Age has its privileges, including some specific tax breaks from the IRS. Making sure you know about these potential tax breaks and deductions before meeting with your accountant will help you save money and make your accountant’s job an easier one:

  • Catch-up contributions: Retirement savers over the age of 50 can contribute more money to their tax-deferred retirement accounts. Specifically, your annual IRA contribution limit is $7,000, instead of the $6,000 limit for those under 50, and your 401(k) contribution limit is $26,000, $6,500 higher than the $19,500 limit for younger savers. Contributing up to the maximum to your tax-deferred retirement accounts reduces your taxable income.
  • Standard deduction for 65+ taxpayers: If you’re 65 or older, the IRS increases your standard deduction. For married couples filing jointly under age 65, the standard deduction is $25,100, but for those over age 65, the standard deduction is increased to $27,800. When you know that there is a higher standard deduction on the other side of this important birthday, then you can make sure to alert your accountant to the change.
  • Required Minimum Distributions (RMDs): The IRS requires retirees to start taking a minimum annual distribution from their tax-deferred retirement accounts as of age 72. But prior to 2020, RMDs kicked in as of age 70.5. This means retirees may have a little extra time to let their tax-deferred retirement accounts grow before they have to start taking distributions.

Remote Work

Covid-19 opened up opportunities for remote work. For some workers, that meant a chance to move to a different state from the one where their employer is located. If you took the opportunity to relocate while working the same job remotely, your move could affect your state taxes. That’s because you may owe taxes in the state where your employer is located in addition to your state of residence. Letting your accountant know ahead of time that you may have a somewhat complex state taxation situation will be a major help to them. It will give them a chance to brush up on each state’s tax requirements before tax season descends.

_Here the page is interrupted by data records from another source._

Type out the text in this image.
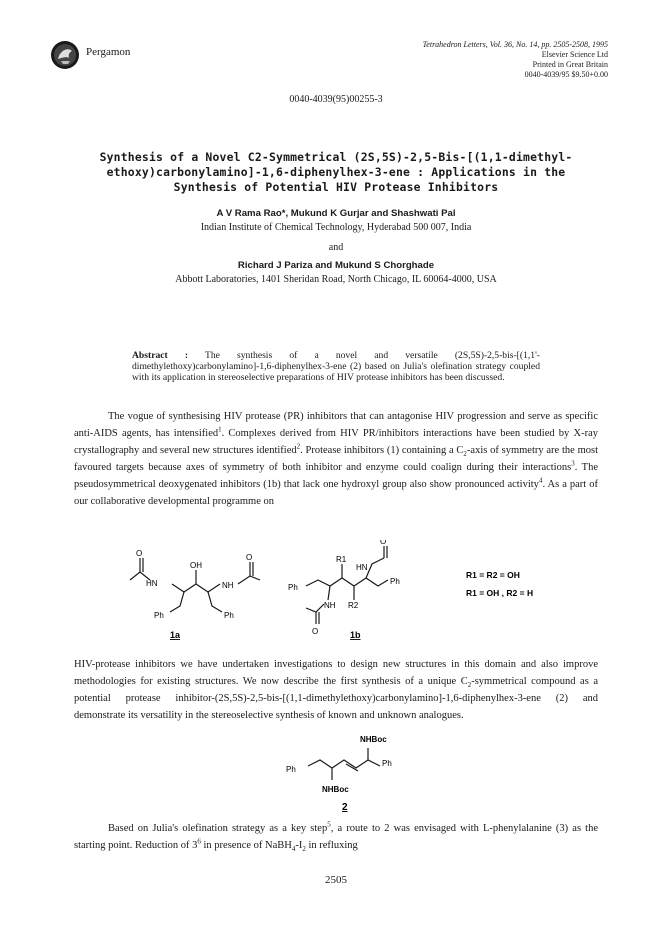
Pergamon
Tetrahedron Letters, Vol. 36, No. 14, pp. 2505-2508, 1995
Elsevier Science Ltd
Printed in Great Britain
0040-4039/95 $9.50+0.00
0040-4039(95)00255-3
Synthesis of a Novel C2-Symmetrical (2S,5S)-2,5-Bis-[(1,1-dimethyl-
ethoxy)carbonylamino]-1,6-diphenylhex-3-ene : Applications in the
Synthesis of Potential HIV Protease Inhibitors
A V Rama Rao*, Mukund K Gurjar and Shashwati Pal
Indian Institute of Chemical Technology, Hyderabad 500 007, India
and
Richard J Pariza and Mukund S Chorghade
Abbott Laboratories, 1401 Sheridan Road, North Chicago, IL 60064-4000, USA
Abstract : The synthesis of a novel and versatile (2S,5S)-2,5-bis-[(1,1'-dimethylethoxy)carbonylamino]-1,6-diphenylhex-3-ene (2) based on Julia's olefination strategy coupled with its application in stereoselective preparations of HIV protease inhibitors has been discussed.
The vogue of synthesising HIV protease (PR) inhibitors that can antagonise HIV progression and serve as specific anti-AIDS agents, has intensified$^1$. Complexes derived from HIV PR/inhibitors interactions have been studied by X-ray crystallography and several new structures identified$^2$. Protease inhibitors (1) containing a $C_2$-axis of symmetry are the most favoured targets because axes of symmetry of both inhibitor and enzyme could coalign during their interactions$^3$. The pseudosymmetrical deoxygenated inhibitors (1b) that lack one hydroxyl group also show pronounced activity$^4$. As a part of our collaborative developmental programme on
O
HN
OH
NH
O
Ph	Ph
1a
R1
HN
O
Ph
Ph
NH R2
O	1b
R1 = R2 = OH
R1 = OH , R2 = H
HIV-protease inhibitors we have undertaken investigations to design new structures in this domain and also improve methodologies for existing structures. We now describe the first synthesis of a unique $C_2$-symmetrical compound as a potential protease inhibitor-(2S,5S)-2,5-bis-[(1,1-dimethylethoxy)carbonylamino]-1,6-diphenylhex-3-ene (2) and demonstrate its versatility in the stereoselective synthesis of known and unknown analogues.
NHBoc
Ph
Ph
NHBoc
2
Based on Julia's olefination strategy as a key step$^5$, a route to 2 was envisaged with L-phenylalanine (3) as the starting point. Reduction of $3^6$ in presence of $NaBH_4-I_2$ in refluxing
2505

Handling an Early Distribution

The CARES Act of March 2020 allowed retirement account holders affected by Covid-19 to make an early withdrawal from their tax-deferred accounts. The law waived both the 10% early withdrawal penalty and the mandatory 20% tax withholding for tax-deferred retirement account withdrawals made prior to December 31, 2020. But anyone who did take such an early withdrawal will still need to pay taxes on it. The IRS will allow you to spread out those taxes over the 2020, 2021 and 2022 tax years.

If you took a CARES Act early withdrawal, you need to make sure you let your accountant know the details to help ensure you’re up-to-date on paying those taxes. Making sure that withdrawal doesn’t fall off your radar will save both you and your accountant some unnecessary heartburn.

You and Your Accountant: A Love Story

Treating your accountant as a partner in your tax preparation rather than as the person you hire to “deal with it” will go a long way toward making you a favorite client and reducing your own tax season stress.

By doing your homework before you meet, you’ll be better prepared to answer questions and fill in any information gaps that your accountant needs to complete your taxes accurately.

And remember: The right accounting and tax professional can be a personal and financial resource to you all through the year, not only at tax time.

Do you use a tax accountant to file your taxes each year, or have you tried doing it on your own with a retail or online tax prep package?